Born into a family of modest social conditions in Montelupo Fiorentino, he moved at eighteen to Florence and pursued the study of sculpture, attending the "scuola" of Bertoldo di Giovanni, founded in the gardens of Lorenzo de' Medici and attended by other young sculptors including Michelangelo, Giovanni Francesco Rustici, and Jacopo Sansovino.

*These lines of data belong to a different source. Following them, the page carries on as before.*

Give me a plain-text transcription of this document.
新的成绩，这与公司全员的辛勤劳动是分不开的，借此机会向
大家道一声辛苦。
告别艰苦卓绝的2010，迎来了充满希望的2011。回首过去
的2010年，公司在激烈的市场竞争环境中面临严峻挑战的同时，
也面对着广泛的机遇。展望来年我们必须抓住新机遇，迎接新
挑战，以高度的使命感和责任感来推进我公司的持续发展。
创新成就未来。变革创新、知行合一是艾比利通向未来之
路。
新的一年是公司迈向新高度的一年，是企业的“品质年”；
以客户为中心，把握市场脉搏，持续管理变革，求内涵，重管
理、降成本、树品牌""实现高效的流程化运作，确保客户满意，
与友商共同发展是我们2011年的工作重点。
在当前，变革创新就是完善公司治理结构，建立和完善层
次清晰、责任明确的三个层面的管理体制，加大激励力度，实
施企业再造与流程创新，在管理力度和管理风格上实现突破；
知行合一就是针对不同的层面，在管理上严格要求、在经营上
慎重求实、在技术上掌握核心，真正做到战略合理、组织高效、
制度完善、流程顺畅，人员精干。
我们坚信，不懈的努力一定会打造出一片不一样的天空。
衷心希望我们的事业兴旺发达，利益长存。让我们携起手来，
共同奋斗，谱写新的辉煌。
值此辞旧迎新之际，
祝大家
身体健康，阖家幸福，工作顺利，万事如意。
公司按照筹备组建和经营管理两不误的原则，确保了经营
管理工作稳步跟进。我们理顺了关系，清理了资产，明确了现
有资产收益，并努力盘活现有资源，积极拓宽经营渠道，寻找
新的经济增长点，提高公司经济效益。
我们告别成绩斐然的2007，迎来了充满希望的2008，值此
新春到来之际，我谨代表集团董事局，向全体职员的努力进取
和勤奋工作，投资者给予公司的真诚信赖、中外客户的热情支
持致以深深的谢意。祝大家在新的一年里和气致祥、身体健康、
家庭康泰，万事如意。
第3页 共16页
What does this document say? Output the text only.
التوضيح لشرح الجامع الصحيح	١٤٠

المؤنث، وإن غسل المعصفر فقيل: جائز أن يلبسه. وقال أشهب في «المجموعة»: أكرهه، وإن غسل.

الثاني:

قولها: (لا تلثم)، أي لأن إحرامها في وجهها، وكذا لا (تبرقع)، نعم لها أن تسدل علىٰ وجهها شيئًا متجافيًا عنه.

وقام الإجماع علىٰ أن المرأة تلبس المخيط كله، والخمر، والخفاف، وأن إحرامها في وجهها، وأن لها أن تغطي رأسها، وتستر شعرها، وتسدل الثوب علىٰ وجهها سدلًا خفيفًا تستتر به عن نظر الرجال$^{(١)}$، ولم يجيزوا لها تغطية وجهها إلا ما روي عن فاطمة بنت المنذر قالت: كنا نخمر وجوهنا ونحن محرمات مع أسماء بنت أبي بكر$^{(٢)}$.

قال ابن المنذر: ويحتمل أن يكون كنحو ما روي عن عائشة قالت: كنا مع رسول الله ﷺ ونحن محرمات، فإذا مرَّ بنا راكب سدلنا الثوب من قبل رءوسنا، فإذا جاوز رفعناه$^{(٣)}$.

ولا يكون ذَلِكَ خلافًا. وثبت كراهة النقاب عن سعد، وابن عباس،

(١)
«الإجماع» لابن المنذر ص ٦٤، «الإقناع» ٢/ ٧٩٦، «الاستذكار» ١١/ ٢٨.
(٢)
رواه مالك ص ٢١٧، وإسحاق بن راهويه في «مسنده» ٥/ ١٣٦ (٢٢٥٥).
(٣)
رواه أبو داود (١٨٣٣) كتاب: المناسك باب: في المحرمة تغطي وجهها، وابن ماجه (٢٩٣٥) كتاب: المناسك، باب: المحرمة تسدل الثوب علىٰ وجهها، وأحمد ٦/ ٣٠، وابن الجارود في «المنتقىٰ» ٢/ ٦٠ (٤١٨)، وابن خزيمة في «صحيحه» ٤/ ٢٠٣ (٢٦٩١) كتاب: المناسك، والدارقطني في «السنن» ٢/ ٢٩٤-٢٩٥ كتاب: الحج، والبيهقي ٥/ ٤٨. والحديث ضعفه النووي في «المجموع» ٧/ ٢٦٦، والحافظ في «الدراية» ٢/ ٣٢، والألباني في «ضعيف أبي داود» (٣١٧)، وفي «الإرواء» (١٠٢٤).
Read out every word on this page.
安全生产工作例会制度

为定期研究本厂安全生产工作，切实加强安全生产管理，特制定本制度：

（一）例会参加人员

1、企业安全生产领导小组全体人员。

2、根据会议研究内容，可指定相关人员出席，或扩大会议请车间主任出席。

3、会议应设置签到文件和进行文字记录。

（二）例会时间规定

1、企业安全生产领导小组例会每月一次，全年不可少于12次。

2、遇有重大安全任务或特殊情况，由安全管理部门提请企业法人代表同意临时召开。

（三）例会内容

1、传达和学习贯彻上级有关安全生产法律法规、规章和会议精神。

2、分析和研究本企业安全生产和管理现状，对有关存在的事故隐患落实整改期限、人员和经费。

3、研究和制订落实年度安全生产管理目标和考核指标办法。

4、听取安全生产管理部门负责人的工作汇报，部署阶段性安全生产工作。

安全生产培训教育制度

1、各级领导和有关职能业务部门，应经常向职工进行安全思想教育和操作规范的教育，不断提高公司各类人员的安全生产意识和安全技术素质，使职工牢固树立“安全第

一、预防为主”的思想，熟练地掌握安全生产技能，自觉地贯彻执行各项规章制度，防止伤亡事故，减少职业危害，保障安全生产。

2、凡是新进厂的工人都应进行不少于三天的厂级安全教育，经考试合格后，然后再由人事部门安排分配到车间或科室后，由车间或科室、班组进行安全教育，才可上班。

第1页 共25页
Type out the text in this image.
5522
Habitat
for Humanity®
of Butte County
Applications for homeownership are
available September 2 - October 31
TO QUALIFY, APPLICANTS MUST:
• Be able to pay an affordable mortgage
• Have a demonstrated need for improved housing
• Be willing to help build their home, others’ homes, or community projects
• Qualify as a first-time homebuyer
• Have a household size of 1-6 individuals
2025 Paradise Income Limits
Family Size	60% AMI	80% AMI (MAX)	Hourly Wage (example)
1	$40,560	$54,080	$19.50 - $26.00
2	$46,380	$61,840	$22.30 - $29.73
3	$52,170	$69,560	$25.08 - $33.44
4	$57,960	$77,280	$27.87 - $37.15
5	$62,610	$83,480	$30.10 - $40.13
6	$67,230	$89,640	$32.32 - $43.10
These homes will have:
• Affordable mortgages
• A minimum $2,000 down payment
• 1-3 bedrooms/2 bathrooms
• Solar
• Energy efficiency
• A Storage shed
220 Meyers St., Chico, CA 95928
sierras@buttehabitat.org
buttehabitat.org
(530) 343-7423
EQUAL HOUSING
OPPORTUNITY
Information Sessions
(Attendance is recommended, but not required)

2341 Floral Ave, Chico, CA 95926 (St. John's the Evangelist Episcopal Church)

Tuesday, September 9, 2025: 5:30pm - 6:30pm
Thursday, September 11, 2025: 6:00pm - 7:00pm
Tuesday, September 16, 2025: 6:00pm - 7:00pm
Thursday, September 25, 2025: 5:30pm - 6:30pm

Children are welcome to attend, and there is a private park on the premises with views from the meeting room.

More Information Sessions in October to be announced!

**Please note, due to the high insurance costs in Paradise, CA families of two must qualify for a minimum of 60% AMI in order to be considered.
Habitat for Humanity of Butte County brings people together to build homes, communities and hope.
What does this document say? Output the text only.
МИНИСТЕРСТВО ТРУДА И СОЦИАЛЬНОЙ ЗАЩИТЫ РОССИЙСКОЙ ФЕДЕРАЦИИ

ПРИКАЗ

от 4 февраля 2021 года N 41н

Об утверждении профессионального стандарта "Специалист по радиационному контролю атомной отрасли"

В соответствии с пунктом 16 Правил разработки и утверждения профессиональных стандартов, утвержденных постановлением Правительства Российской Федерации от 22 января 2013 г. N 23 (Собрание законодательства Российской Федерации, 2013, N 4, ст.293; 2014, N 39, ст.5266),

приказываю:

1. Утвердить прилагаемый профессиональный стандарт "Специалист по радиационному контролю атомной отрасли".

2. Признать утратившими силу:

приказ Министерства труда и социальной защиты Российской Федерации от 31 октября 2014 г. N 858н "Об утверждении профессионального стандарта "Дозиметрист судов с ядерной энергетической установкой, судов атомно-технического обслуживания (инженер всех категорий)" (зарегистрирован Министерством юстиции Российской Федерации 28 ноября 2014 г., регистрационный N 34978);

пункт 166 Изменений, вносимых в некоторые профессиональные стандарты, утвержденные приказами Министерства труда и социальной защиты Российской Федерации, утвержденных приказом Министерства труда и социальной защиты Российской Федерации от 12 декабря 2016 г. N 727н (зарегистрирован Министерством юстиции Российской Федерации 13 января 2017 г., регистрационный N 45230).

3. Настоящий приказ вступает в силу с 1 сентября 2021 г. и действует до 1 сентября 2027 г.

Baccio received his first important commission from the friars of the Basilica of San Domenico in Bologna, for a "Compianto" (lamentation scene), a series of terracotta statues (c. 1495). He then returned to Florence where he created several wooden Crucifixes: at the Basilica di San Lorenzo and San Marco, both in Florence, the Badia di SS. Flora e Lucilla in nearby Arezzo, and the church of San Martino in the Florentine municipality of Lastra a Signa.
In Bologna, Baccio created 12 busts of the Apostles in terracotta (now in the Cathedral of Ferrara).